Damit wird auch klar, warum mein Klient in seinem Job kaum Erfüllung finden konnte. Er hatte sich zwar eine hohe fachliche Kompetenz angeeignet. Außerdem war er brilliant in der Kommunikation. Er hatte enorm viele zusätzliche Ausbildungen und Qualifikationen erworben und auf den 1.Blick alles, was es für ein gesundes Selbstwertgefühl und einen tollen Job braucht. Im Blick auf seine grundsätzlichen Überzeugungen jedoch kam er einfach auf keinen grünen Zweig. Nachdem er diese kraftvolle Ursache der Unsicherheit und des sich-dauerhaft-am-falschen-Platz-Fühlens verstanden hatte, waren die neuen Schritte im Jetzt viel klarer: Es wurde deutlich, dass der aktuelle Job sehr gut zu ihm passte, er jedoch einige Gegebenheiten nachjustieren musste, Gespräche zu führen hatte und sich noch eindeutiger zu seinen Wünschen und Bedürfnissen zu positionieren hatte. Nachdem ich ihn durch diese Schritte (und die kurzen „Rückfälle“) begleitet hatte meinte er, es wäre ein kleines Wunder. Er hätte ein ganz neues Bild von sich und der Welt – und es kämen plötzlich auch Menschen und Situationen auf ihn zu, die ganz anders geartet waren als vorher: Früher behinderte ihn immer irgendetwas oder irgendwer. Nun brachten ihn Situationen oder immer mehr Menschen voran oder unterstützten ihn.

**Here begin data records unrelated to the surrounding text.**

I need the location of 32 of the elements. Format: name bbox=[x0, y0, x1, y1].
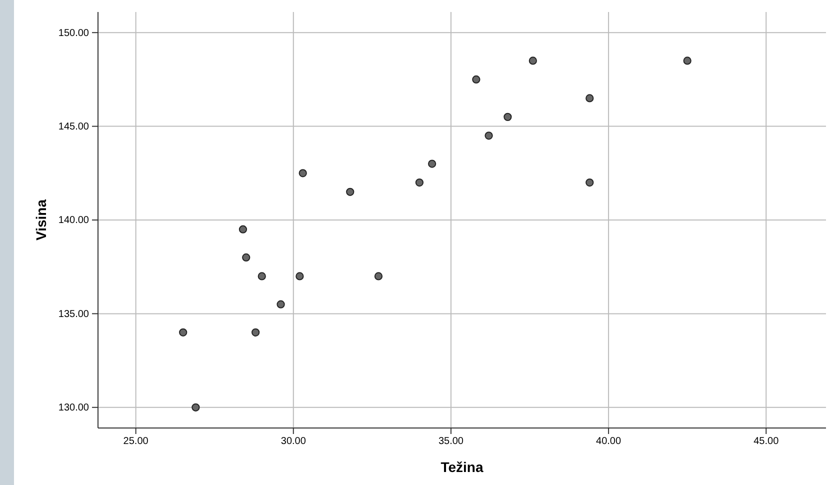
point bbox=[504, 112, 512, 121]
point bbox=[238, 225, 248, 234]
point bbox=[374, 272, 383, 280]
point bbox=[252, 328, 260, 336]
y-tick-label: 145.00 bbox=[58, 122, 90, 133]
point bbox=[346, 188, 354, 196]
point bbox=[276, 300, 285, 308]
point bbox=[415, 178, 424, 187]
point bbox=[683, 56, 692, 65]
point bbox=[258, 272, 266, 280]
y-tick-label: 130.00 bbox=[58, 402, 90, 414]
y-axis-title: Visina bbox=[33, 199, 49, 240]
x-axis-title: Težina bbox=[440, 459, 484, 475]
y-tick-label: 140.00 bbox=[58, 215, 90, 226]
y-tick-label: 150.00 bbox=[58, 28, 90, 39]
x-tick-label: 45.00 bbox=[754, 436, 780, 448]
point bbox=[586, 178, 594, 187]
x-tick-label: 40.00 bbox=[596, 436, 622, 448]
x-tick-label: 25.00 bbox=[123, 436, 149, 448]
point bbox=[192, 403, 200, 412]
y-tick-label: 135.00 bbox=[58, 308, 90, 320]
point bbox=[484, 132, 493, 140]
x-tick-label: 30.00 bbox=[280, 436, 306, 448]
point bbox=[428, 160, 436, 168]
point bbox=[586, 94, 594, 102]
point bbox=[298, 169, 307, 178]
point bbox=[528, 56, 537, 65]
point bbox=[296, 272, 304, 280]
x-tick-label: 35.00 bbox=[438, 436, 464, 448]
point bbox=[242, 253, 250, 262]
point bbox=[472, 75, 480, 84]
point bbox=[179, 328, 188, 336]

Das ist das Faszinierende dabei: Häufig müssen wir nicht endlos im Vergangenen verharren. Es genügt in vielen Fällen zu verstehen, was da los ist – was uns hindert oder blockiert. Und dann im täglichen Tun mit diesem Verstehen die Dinge anders angehen. Stolpersteine inklusive – und wieder aufstehen, nachvollziehen was los war und die nächsten Schritte gehen. Dann kann sich auch mal ein kleines Wunder ereignen.